Genç adam üzgün gözler ile piyano başında oturan adama baktı. Onun için üzülüyor, bu hallerini görmek canını yakıyordu. Nihayetinde çocukluk arkadaşı olan bu adamı hiç bu kadar tükenmiş görmemişti. Yavaş adımlarla yanına yaklaştı ve elini sağ omuzuna koydu.

"Efe, kardeşim toparlan artık. Sen bu değilsin. Kendini yıpratma artık. Seni böyle görmeye dayanamıyorum."

Tüm içtenliğiyle söylediği sözler adama ulaşmıyor gibiydi. Arkadaşının söyledikleri havada asılı kalırken genç adam gözlerinden akan yaşları hızla sildi. Yerinden kalktı ve arkadaşına bakmadan yürüdü. Esmer adam pes etmeyerek Efe' nin önüne geçerek konuşmaya devam etti.

"Bir buçuk yıl oldu ! Her şey geride kaldı, kendine bu şekilde eziyet etmenin kimseye faydası yok !"
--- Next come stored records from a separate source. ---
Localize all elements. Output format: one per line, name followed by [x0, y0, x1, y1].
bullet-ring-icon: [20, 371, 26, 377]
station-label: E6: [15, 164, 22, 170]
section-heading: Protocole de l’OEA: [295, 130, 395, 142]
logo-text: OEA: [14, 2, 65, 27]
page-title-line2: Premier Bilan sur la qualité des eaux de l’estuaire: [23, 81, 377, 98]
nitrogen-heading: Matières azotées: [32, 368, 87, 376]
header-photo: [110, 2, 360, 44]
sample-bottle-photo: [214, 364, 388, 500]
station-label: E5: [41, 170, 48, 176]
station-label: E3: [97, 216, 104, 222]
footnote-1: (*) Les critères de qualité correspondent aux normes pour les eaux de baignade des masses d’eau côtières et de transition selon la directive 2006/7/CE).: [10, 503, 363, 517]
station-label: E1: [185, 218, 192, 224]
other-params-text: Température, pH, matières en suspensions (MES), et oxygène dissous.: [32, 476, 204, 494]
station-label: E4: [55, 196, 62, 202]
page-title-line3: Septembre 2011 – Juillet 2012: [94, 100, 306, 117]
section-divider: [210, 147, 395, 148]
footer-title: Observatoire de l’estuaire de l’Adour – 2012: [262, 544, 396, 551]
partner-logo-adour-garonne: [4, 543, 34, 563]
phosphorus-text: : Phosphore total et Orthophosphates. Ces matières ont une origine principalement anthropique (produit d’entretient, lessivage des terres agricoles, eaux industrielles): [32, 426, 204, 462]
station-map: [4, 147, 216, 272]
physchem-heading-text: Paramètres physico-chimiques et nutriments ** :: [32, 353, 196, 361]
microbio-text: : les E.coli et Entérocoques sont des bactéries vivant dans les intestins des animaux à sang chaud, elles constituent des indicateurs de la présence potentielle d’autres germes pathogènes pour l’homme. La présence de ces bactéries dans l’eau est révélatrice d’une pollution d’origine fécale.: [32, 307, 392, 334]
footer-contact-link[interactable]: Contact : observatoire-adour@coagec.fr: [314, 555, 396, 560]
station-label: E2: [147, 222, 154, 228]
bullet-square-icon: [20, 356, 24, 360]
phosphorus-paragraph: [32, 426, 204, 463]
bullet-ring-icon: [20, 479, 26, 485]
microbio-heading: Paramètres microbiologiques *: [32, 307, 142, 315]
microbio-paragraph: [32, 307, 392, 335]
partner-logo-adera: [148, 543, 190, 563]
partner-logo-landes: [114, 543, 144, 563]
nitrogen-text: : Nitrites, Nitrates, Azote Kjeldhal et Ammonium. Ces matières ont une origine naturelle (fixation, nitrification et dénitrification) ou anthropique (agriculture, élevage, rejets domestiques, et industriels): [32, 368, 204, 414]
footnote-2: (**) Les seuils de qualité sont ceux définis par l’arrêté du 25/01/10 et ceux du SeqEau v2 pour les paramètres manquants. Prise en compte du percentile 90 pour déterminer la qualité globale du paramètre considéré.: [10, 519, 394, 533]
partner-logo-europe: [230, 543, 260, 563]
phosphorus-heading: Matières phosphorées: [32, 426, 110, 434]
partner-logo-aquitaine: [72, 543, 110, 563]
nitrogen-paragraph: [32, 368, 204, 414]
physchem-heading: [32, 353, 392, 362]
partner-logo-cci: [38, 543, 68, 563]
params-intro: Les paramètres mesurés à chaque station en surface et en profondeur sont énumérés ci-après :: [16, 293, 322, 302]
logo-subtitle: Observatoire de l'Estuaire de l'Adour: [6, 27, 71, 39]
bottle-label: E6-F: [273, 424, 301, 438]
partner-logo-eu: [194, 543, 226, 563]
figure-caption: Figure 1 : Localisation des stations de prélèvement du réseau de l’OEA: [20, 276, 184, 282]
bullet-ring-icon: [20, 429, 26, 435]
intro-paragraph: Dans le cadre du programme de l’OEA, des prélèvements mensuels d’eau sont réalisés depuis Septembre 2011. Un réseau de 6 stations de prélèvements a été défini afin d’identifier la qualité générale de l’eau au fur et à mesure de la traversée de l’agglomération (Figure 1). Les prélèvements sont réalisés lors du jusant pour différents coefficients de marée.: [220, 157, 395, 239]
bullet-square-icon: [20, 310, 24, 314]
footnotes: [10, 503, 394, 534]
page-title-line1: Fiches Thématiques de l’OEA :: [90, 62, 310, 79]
Efe duymazdan gelerek karşısındaki adamın yanından geçmeye çalıştı, ama bu ona yardımcı olmadı. Esmer adam, Efenin kollarından tutup eğdiği yüzüne baktı.

"Kendini bu eve kapattın ! yemiyorsun ! içmiyorsun ! uyumuyorsun ! Sadece lanet piyanonun başına geçip kendine acı çektiriyorsun ! Ölmeyi bekleyerek yaşıyorsun ! Ah pardon, yaşamak dedim ! Sen apaçık kendini yavaş yavaş öldürüyorsun !"

Efe yutkundu. Bir şey söylemek için ağzını açtı. Karşısındaki adam, uzun zamandır susan adamın ağzından bir kelime duyma umuduyla baktı ona. Ama Efe dudaklarını daha sıkı yumdu. Sanki konuşmamaya yeminliymiş gibi sessizce durdu.